AdGuard VPN May 8th incident report: Post Mortem
In recent days, a significant portion of AdGuard VPN users have encountered problems with their apps. The problems affected about 25% of AdGuard VPN for Windows users and about 10% of AdGuard VPN users of other platforms. By the time of this publication, all issues had been resolved. Make sure your AdGuard VPN for Windows app is updated to the latest version. If you are a user of a different AdGuard VPN app or an AdGuard VPN browser extension, you don't need to do anything, it should be working normally by now.
We apologize for the inconvenience caused and hope that this incident will not affect your overall satisfaction with AdGuard VPN. This was a one-time occurrence that will not happen again.
Below is the timeline of events that led to the incident, and then we will list the measures we are taking to avoid anything like this in the future.
Events timeline
May 8
It all started with the release of AdGuard VPN v2.3.0 for Windows on May 8th. The mandatory testing before the release went smoothly, but we overlooked one hard-to-notice problem: under certain circumstances the app began endlessly trying to reach the backend server to check the VPN servers' connectivity.
May 9
As a result of this mistake, the load on the backend server had significantly risen. However, despite seeing that something was off, we couldn't reproduce the problem and drew the conclusion that the high load was the consequence of some of the changes we made to the app's operating principles.
May 10
We started receiving first complaints about constant connection drops and "Can't connect to server" errors. According to the user reports, restarting the app helped in the short term. Also, at this time a task was created on GitHub describing this problem.
May 13
The number of user complaints had reached a level high enough to indicate the critical nature of the situation. We still couldn't reproduce the problem on our end, which greatly complicated and delayed the process of finding the root of it. We had several hypotheses, but to test them we needed the help of affected users — huge thanks to everyone who sacrificed their time to help us. But despite all the efforts we weren't able to find a solution.
May 14
According to statistical data and our monitoring system, by 09:00 UTC the amount of requests to the backend server per second had drastically increased compared to the numbers registered on 9th-10th of May.
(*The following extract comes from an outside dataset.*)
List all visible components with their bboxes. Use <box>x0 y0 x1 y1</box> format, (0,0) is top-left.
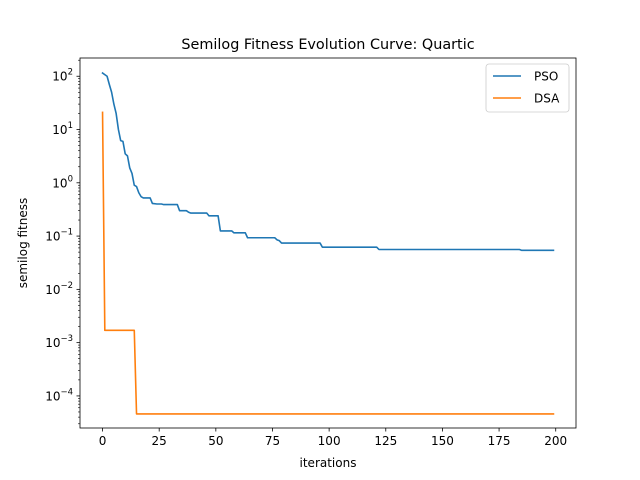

Between 09:00 UTC and 16:00 UTC we took measures aimed at minimizing the spreading of the "bad" update among the users:
- Blocked the option to update to v2.3.0 from the app
- Removed the option to download the AdGuard VPN for Windows app from the official website
- Everyone who had contacted the tech support was recommended to roll back to the previous version until the problem is fixed
By 15:00 UTC the amount of requests to the backend reached almost 1000 times the norm. To mitigate the negative impact on the AdGuard's infrastructure, at around 13:30 UTC we decided to greatly reduce the server rate limit. Unfortunately, the side effect of this measure was the increase in the number of problems some users encountered when accessing the authenticaion server. This affected not only Windows users, but also users of AdGuard VPN for other platforms.
By 18:00 UTC we managed to identify the cause of the problem, and by 23:30 UTC we were ready with a v2.3.1 hotfix.
By 22:00 UTC the rate limit was returned to the regular value for all apps besides AdGuard VPN for Windows, which helped to fix the problem for the majority of affected users.
May 15
At around 00:45 UTC the v2.3.1 update was released and became available to users.
Conclusions and prevention measures
We are currently in the process of making necessary changes to our quality assurance procedures for product updates, with an emphasis on the apps' network activity monitoring (and their interaction with the authentication server in particular). We are going to optimize the entire internal infrastructure monitoring system as well.
Apart from that, moving forward we will be more quick and transparent in informing our users about any critical issues that could lead to major negative consequences.
We would like to once again apologize to all our users who were affected by this incident and express our gratitude to everyone who provided feedback and helped us resolve this difficult situation.